Satellites vital to Canadian military operations are vulnerable to cyberattack or even a direct missile strike — just one example of why the country’s defence policy must extend fully into the burgeoning space frontier, an internal Defence Department note warns.
The Canadian military already heavily depends on space-based assets for basic tasks such as navigation, positioning, intelligence-gathering, surveillance and communications. Canada is also working on the next generation of satellites to assist with search-and-rescue and round-the-clock surveillance of maritime approaches to the country, including the Arctic.
But those important roles could be endangered as technological advances and lower costs allow more countries, including adversaries, to cause trouble in orbit. Powers such as China and Russia are developing the ability to wage technological attacks in space, the note points out.
“Easier access could also open the door to non-state actors or to failed states with nothing to lose from disrupting space.”
Canada’s new defence policy underscores the importance of space, creating a need for “innovative investment” to ensure National Defence has the tools and know-how to fend off threats, the internal document adds.
A copy of the note, Space Technology Trends: Threats and Opportunities, was recently obtained by The Canadian Press through the Access to Information Act. Several sensitive passages were stripped from the note, prepared last November for the deputy minister of National Defence.
In a statement, the department called the intention to protect and defend military space technology a “very important change” in the new policy.
“What ‘defending and protecting’ these assets means in practice will evolve, as technology and international discussions mature.”
Despite public perception, the militarization of space actually happened decades ago, said Dave Perry, vice-president and senior analyst at the Canadian Global Affairs Institute.
“Militaries the world over depend on an extraordinary amount of infrastructure that’s space-based, even if there are no physical weapons in space,” he said in an interview. “Space is well-emerged, but we keep calling it emerging.”
Even so, the internal note points out space is becoming ever more congested due to the advent of commercial space companies and the dawn of space tourism. ”In addition, more and more nations are becoming space-capable and will expect their share of access to space.”
The most direct threat to Canada’s space capabilities comes from adversaries with the ability to attack satellites, the note bluntly states. China, for example, has demonstrated the ability to destroy one of its aging low-orbit weather satellites with a ballistic missile, creating plenty of space debris.

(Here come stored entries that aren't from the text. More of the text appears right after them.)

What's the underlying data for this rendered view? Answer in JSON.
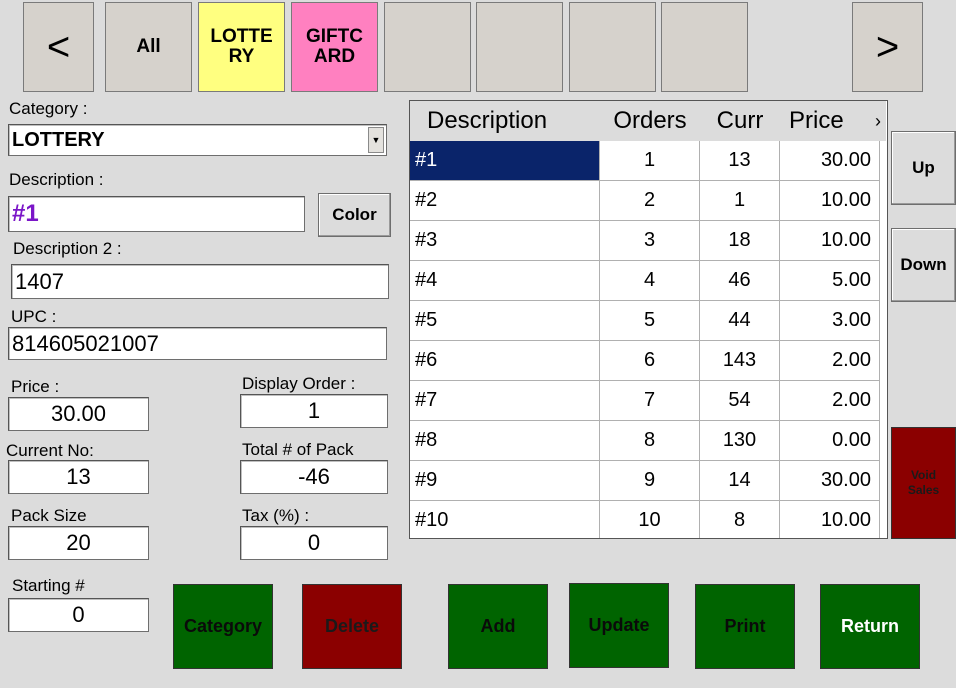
{
  "nav": {
    "prev_label": "<",
    "next_label": ">"
  },
  "categories": [
    {
      "label": "All",
      "style": "all"
    },
    {
      "label": "LOTTE\nRY",
      "style": "lottery"
    },
    {
      "label": "GIFTC\nARD",
      "style": "gift"
    },
    {
      "label": "",
      "style": "empty"
    },
    {
      "label": "",
      "style": "empty"
    },
    {
      "label": "",
      "style": "empty"
    },
    {
      "label": "",
      "style": "empty"
    }
  ],
  "form": {
    "category_label": "Category :",
    "category_value": "LOTTERY",
    "description_label": "Description :",
    "description_value": "#1",
    "color_button": "Color",
    "description2_label": "Description 2 :",
    "description2_value": "1407",
    "upc_label": "UPC :",
    "upc_value": "814605021007",
    "price_label": "Price :",
    "price_value": "30.00",
    "display_order_label": "Display Order :",
    "display_order_value": "1",
    "current_no_label": "Current No:",
    "current_no_value": "13",
    "total_pack_label": "Total # of Pack",
    "total_pack_value": "-46",
    "pack_size_label": "Pack Size",
    "pack_size_value": "20",
    "tax_label": "Tax (%) :",
    "tax_value": "0",
    "starting_label": "Starting #",
    "starting_value": "0"
  },
  "grid": {
    "headers": [
      "Description",
      "Orders",
      "Curr",
      "Price"
    ],
    "more_indicator": "›",
    "rows": [
      [
        "#1",
        "1",
        "13",
        "30.00"
      ],
      [
        "#2",
        "2",
        "1",
        "10.00"
      ],
      [
        "#3",
        "3",
        "18",
        "10.00"
      ],
      [
        "#4",
        "4",
        "46",
        "5.00"
      ],
      [
        "#5",
        "5",
        "44",
        "3.00"
      ],
      [
        "#6",
        "6",
        "143",
        "2.00"
      ],
      [
        "#7",
        "7",
        "54",
        "2.00"
      ],
      [
        "#8",
        "8",
        "130",
        "0.00"
      ],
      [
        "#9",
        "9",
        "14",
        "30.00"
      ],
      [
        "#10",
        "10",
        "8",
        "10.00"
      ]
    ],
    "selected_row": 0
  },
  "side": {
    "up": "Up",
    "down": "Down",
    "void_sales": "Void\nSales"
  },
  "actions": {
    "category": "Category",
    "delete": "Delete",
    "add": "Add",
    "update": "Update",
    "print": "Print",
    "return": "Return"
  },
  "colors": {
    "lottery": "#ffff80",
    "giftcard": "#ff80c0",
    "action_green": "#006400",
    "action_red": "#8b0000",
    "selection": "#0a246a",
    "description_text": "#7b16c8"
  }
}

Other possible tactics include a directed energy attack, electronic jamming or a cyberattack, which can temporarily or permanently disable a satellite, the note adds.

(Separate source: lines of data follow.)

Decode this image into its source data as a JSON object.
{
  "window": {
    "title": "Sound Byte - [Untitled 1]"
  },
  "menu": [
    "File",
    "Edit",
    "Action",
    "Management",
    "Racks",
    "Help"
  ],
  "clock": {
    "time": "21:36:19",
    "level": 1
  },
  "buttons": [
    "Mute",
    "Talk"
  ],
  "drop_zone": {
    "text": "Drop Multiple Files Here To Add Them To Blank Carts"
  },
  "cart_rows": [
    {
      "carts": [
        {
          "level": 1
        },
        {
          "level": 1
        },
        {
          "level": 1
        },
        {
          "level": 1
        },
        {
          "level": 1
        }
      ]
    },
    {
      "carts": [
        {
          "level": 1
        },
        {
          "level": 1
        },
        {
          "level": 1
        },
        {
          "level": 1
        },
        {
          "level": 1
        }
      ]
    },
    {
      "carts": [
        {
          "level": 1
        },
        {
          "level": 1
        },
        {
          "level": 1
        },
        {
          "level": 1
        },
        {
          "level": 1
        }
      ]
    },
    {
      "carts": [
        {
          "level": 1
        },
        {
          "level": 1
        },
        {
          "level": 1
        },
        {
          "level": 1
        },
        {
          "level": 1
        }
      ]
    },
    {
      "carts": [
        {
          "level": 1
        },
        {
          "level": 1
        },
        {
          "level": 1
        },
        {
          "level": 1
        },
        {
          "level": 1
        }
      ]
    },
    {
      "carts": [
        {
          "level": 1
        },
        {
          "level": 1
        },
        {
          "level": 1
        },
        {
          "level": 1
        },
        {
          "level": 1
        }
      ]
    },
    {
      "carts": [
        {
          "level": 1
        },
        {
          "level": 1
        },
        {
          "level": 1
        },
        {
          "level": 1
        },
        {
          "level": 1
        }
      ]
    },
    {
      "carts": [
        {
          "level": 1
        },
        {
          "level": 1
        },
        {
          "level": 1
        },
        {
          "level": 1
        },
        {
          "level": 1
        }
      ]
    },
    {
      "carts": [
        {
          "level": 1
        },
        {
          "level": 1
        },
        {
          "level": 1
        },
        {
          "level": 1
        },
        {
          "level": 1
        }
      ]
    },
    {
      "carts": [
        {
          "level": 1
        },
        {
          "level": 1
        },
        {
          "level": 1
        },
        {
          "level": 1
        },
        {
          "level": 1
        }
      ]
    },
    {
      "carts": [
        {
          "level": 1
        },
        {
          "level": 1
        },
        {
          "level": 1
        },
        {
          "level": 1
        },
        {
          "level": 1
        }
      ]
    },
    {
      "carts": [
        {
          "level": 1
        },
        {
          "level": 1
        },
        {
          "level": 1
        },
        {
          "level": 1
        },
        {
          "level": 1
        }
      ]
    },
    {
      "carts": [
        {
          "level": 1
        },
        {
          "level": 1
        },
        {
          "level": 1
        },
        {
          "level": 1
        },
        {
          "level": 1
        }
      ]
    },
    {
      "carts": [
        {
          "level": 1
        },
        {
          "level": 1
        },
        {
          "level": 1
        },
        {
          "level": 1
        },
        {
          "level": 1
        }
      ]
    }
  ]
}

It says Canada is working with the U.S. and other allies on the idea of being able to quickly dispatch replacements for critical space assets that are damaged or destroyed.

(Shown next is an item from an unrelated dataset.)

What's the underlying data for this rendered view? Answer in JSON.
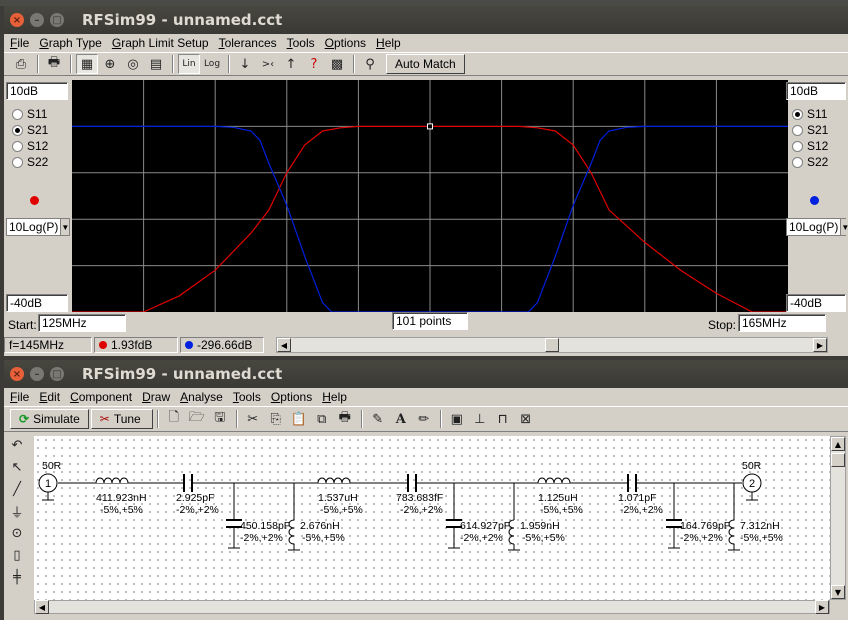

As artificial intelligence becomes more prevalent in operating space technology, such as a robotic arm, it will be easier for a hostile player to sabotage it, Perry said.
“If you can figure out a way to affect the software, then that’s a potential vulnerability. Whereas before you would have (needed to fly) someone there, and actually put them on the piece of equipment, to be able to do something.”
High-resolution images of the Earth captured by space satellites, once exclusive to the military, have become increasingly available to other government agencies, companies, the public and hostile players — essentially “whomever is willing to pay,” the note says.
The accessibility of this data and the ability to link it with other sources, such as social media, “will present immense challenges” to privacy and public safety.
As space-based sensing and communication technologies rapidly improve, they become capable of scooping up more information, creating another headache for the military, the note says.
“The challenge of collecting, handling, storing, processing and accessing this data will become more and more severe as the data volume, velocity and variety continues to increase.”